• Resolved jamestd01

    (@jamestd01)


    We are using this plugin to cache our api requests but are finding that the cached queries show in the dashboard as being expired. This is despite the record in the database having the correct expiration date, being 1 year in the future.

    Our setup is also using redis for caching and think that we have isolated this as the cause of the issue. Disabling redis we get our api queries being served via the cache and the dashboard shows the correct expiration but without it it’s broken.

    Does anyone have any experience using redis with this plugin? Any help would be great!

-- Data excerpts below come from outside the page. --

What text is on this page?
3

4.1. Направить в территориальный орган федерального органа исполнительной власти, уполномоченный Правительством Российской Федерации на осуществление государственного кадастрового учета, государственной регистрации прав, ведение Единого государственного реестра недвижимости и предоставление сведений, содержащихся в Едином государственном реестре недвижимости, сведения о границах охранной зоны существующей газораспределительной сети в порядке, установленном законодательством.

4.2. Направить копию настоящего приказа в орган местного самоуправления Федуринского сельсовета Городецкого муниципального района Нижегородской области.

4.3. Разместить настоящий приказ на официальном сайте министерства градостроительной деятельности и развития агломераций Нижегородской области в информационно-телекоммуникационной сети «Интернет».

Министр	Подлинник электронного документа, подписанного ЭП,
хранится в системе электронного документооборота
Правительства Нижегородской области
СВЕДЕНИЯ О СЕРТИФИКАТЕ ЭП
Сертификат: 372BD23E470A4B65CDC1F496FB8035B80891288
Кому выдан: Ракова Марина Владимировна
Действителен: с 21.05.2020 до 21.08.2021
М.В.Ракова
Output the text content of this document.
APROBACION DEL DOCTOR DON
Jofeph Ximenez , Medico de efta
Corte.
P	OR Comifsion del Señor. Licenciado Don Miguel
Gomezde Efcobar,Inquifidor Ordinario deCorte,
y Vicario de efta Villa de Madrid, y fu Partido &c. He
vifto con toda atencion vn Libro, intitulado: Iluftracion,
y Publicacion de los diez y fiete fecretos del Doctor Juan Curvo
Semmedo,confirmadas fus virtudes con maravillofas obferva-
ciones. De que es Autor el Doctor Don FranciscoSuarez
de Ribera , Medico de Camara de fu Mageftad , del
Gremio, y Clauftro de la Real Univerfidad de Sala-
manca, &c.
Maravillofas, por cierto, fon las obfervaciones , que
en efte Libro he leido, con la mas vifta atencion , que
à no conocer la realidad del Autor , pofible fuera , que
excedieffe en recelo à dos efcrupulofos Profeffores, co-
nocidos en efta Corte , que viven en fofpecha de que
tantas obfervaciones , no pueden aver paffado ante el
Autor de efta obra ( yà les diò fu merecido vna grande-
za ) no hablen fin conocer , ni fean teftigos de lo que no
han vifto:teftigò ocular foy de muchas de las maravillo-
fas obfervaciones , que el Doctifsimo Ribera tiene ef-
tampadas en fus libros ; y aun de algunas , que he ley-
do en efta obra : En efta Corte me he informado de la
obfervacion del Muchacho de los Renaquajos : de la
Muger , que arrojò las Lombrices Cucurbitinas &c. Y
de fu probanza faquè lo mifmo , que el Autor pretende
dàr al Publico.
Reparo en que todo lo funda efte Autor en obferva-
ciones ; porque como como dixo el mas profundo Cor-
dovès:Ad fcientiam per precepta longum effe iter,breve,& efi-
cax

Viewing 3 replies - 1 through 3 (of 3 total)
  • Plugin Author Richard Korthuis

    (@rockfire)

    Hi @jamestd01

    Thank you for using our plugin!

    I am sorry to hear you are having issues with using our plugin in combination with Redis. To be able to investigate this, can you tell me which plugin you use to enable Redis in WordPress?

    Thread Starter jamestd01

    (@jamestd01)

    Hi @rockfire

    Thanks kindly for your response, we managed to resolve this issue eventually and it turned out to be caused by the WP REST API plugin being enabled in our project. After disabling that plugin we stopped seeing the cache entries expiring immediately while still being able to use the redis plugin. I imagine this was caused by that legacy plugin working somehow differently to how the WP core REST API does now?

    For anyone who experiences a similar issue the redis plugin we use was this one.

    Plugin Author Richard Korthuis

    (@rockfire)

    Hi @jamestd01

    It could very well be the case that the legacy plugin works differently to how the WP core REST APPI does now. That plugin was last updated 4 years ago. In the meantime a lot of extra development has been done on the REST API in core.

    Glad to hear your issue is solved!